Николай сидел у изголовья спящих детей и остановившимся взглядом своих пронзительно черных глаз словно старался что-то рассмотреть за колыбелью. В эту минуту колдун думал о судьбе племянницы Евы, мысли блуждали далеко за стенами его сырой холодной квартиры , воображение выхватывало одну картинку за другой, и каждая была чуднее и страшнее предыдущей. Он напрягался, проникая дальше и дальше в чужую судьбу, но все внезапно оборвалось, словно погас свет и опустились сумерки. Колдун вздрогнул – в колыбели кричали мальчик Алеша и девочка Светлана. Он попытался было их успокоить, качал колыбель, уговаривал, но дети заходились в крике и синели. В комнату вбежала испуганная Антонина, с перевязанной крест-накрест пуховой материнской шалью грудью.


Дети заболели. Их страдания длились недолго : в понедельник в страшных судорогах умерла Светлана. Отнеся гробик на кладбище, Николай и Антонина едва вошли на порог, как навстречу им бросилась, причитая, ее мать - ломать начало восьмимесячного Алешу. Николай, не раздеваясь, побежал за Аленой Федоровной.

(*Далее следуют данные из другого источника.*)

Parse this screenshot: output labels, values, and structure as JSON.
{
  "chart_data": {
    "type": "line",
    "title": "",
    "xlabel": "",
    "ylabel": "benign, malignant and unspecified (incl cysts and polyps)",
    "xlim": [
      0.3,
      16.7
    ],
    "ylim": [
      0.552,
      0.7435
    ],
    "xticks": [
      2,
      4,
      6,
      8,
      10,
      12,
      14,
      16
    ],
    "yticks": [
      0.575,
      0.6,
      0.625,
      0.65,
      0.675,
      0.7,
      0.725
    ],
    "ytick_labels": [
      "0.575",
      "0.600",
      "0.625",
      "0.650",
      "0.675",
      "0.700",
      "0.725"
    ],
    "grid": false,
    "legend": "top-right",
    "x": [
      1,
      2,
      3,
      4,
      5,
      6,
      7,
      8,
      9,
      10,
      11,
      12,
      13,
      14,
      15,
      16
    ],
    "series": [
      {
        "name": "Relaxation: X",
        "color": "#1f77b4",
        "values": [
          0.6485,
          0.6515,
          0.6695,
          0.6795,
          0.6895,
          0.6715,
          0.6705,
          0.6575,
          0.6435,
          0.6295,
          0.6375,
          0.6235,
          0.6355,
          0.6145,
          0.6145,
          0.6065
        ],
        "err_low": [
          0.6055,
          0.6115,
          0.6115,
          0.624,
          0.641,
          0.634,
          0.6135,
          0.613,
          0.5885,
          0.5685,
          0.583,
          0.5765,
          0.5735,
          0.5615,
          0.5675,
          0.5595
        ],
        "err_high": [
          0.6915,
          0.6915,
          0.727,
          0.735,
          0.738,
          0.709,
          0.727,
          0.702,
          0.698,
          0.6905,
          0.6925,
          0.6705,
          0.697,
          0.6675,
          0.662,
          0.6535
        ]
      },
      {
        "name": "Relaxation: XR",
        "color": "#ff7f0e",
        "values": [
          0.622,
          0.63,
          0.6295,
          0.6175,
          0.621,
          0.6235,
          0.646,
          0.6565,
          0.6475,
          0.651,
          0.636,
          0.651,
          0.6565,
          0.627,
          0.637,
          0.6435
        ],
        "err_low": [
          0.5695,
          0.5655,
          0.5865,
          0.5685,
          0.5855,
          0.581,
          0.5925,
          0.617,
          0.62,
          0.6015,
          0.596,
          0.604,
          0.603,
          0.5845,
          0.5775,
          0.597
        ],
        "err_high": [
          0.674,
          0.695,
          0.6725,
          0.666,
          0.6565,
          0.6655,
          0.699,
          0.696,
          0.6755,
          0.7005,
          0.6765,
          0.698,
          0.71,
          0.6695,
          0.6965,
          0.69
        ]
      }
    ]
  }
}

Та пришла, разделась, согрела руки о печку, подошла к кроватке, внимательно посмотрела на внука и сказала :


-Младенческая его душит, отойдите, - и набросила на кроватку свою черную шаль.

 

Пока отец Антонины бегал за фельдшерицей , Алена Федоровна наклонилась над черным пологом и плакала, шепча : « Детка милая, слов-то я тятькиных не знаю, прости меня, глупую!»


Прибежала фельдшерица, откинула черную шаль, послушала , как дышит мальчик, скорбно покачала головой:


-Двустороннее воспаление легких. Упустили.


Мальчика били судороги так, что Антонина, едва живая после похорон, не могла взять его на руки. И Николаю было страшно подойти к сыну. Тогда Алена Федоровна взяла на руки младенца, крепко прижала его к груди. Ей с трудом удавалось удерживать извивающееся в агонии крошечное тельце, но она, шепча молитвы, приняла в руки, к себе в грудь эту крошечную страшную кончину. Николай стоял на коленях перед матерью и просил у нее прощения. Когда ребенок затих, он встал и пошел в сарай, делать второй гробик.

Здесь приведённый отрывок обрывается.